Bu sıralarda Romalı devlet adamı ve şair Marcus Tillius Cicero, Roma Hükümeti'ni devirmeye yönelik Romalı senatör Lucius Sergius Catilina önderliğindeki bir komployu ifşa ettiğinde kent, varlığını sürdürmesine dönük büyük bir tehditle yüz yüze geldi. Cicero ayrıca Cumhuriyet'in ahlaki yozlaşma sebebiyle gerilediğine inanıyordu. Bunun gibi sorunlarla birlikte yaşanan korku ve huzursuzluk M.Ö. 60 yıllarında yaşayan üç adamın dikkatini çekmişti: Bunlar Jül Sezar, Gnaeus Pompey ve Marcus Licinius Crassus'tu. Bunlardan Crassus, M.Ö. 71 yılında Spartaküs (Yunanca: Σπάρτακος, Spártakos.; Latince: Spartacus) (MÖ 109 – MÖ 71) ve yandaşlarını yenerek ün kazandı. Bu arada Pompey de hem İspanya'da hem de Doğu'da kendisini öne çıkarmıştı. Sezar ise yetenekli bir komutan olduğunu ispatlamıştı. Bu üç adam birlikte tarihçilerin Birinci Triumvirlik ya da Üç Kişilik Çete diye adlandırdıkları grubu oluşturdular. Bu üçlü yaklaşık 10 yıl boyunca gerek konsüllükleri gerekse askeri komutanlıkları ellerinde tuttular. M.Ö. 59 yılında Sezar konsüllük görevini bıraktıktan sonra ordusuyla birlikte kuzeye, Galya ve Germanya'ya doğru hareket etti. Pompey (Roma'dan yönetmesine rağmen) İspanya valisi olurken, Crassus doğuda üne kavuşmaya çalışmış ve ne yazık ki sonunda Carrhae Muharebesi'nde mağlup olup öldürülmüştü.

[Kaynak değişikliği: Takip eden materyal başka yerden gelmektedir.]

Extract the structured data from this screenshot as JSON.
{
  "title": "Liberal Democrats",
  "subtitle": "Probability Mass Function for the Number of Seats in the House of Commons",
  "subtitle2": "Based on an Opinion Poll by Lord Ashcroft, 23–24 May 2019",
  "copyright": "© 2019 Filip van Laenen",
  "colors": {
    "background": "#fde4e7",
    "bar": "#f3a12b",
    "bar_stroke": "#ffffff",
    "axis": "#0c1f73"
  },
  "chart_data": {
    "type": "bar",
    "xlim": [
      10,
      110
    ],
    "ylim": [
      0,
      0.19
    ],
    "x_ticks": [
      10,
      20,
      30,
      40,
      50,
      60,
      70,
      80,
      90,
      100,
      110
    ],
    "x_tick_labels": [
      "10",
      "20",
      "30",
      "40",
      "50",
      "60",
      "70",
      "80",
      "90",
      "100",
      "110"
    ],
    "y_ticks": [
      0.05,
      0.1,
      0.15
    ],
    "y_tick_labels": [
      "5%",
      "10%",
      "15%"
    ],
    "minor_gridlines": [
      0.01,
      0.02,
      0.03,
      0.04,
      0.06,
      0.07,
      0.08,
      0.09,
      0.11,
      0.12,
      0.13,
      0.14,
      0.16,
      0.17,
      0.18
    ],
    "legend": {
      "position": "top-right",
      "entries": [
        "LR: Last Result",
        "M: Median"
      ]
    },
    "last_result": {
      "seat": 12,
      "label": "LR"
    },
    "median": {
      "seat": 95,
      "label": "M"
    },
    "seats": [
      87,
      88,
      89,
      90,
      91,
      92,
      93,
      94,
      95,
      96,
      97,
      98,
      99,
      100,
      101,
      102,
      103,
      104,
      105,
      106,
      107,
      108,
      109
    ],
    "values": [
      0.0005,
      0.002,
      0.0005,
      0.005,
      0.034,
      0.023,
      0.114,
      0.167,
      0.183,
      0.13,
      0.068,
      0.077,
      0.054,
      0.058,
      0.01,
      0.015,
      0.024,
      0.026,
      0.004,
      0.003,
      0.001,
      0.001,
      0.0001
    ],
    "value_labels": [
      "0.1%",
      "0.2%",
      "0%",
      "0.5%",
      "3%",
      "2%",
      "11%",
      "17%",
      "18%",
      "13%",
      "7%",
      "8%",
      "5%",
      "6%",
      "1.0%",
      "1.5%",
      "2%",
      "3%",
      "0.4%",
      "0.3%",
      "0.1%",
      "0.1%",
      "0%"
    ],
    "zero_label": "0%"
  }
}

Bu sırada Pompey ve Sezar arasındaki artan gerilim iyice tırmandı. Pompey Sezar'ın başarısını ve kazandığı ünü kıskanırken, Sezar siyasete geri dönmek istiyordu. Bu farklılıklar sonunda ikisini savaşmaya götürdü ve M.Ö. 48'de Pharsalus'ta karşı karşıya geldiler. Yenilen Pompey Mısır'a kaçıp orada XIII. Ptolemaios tarafından öldürüldü. Hem doğu eyaletlerini hem de kuzey Afrika'yı ele geçirerek kendi yazgısını yerine getiren Sezar, bir kahraman edasıyla Roma'ya dönüp ömür boyu diktatör olarak ilan edildi. Pek çok düşmanının yanı sıra bazı müttefikleri de onun yeni konumunu Cumhuriyet'in kuruluşuna yönelik ciddi bir tehdit olarak görmüştü ve birtakım gözde reformlara rağmen, M.Ö. 44 yılında Mart İdusu'nda uğradığı suikast Cumhuriyet'i dize getirdi. Varisi ve aynı zamanda üvey oğlu olan Octavianus (Augustus), Marcus Antonius'a boyun eğdirerek sonunda Roma'nın ilk imparatoru oldu. Böylece Cumhuriyet ortadan kalkmış ve küllerinden yeniden Roma İmparatorluğu doğmuştu.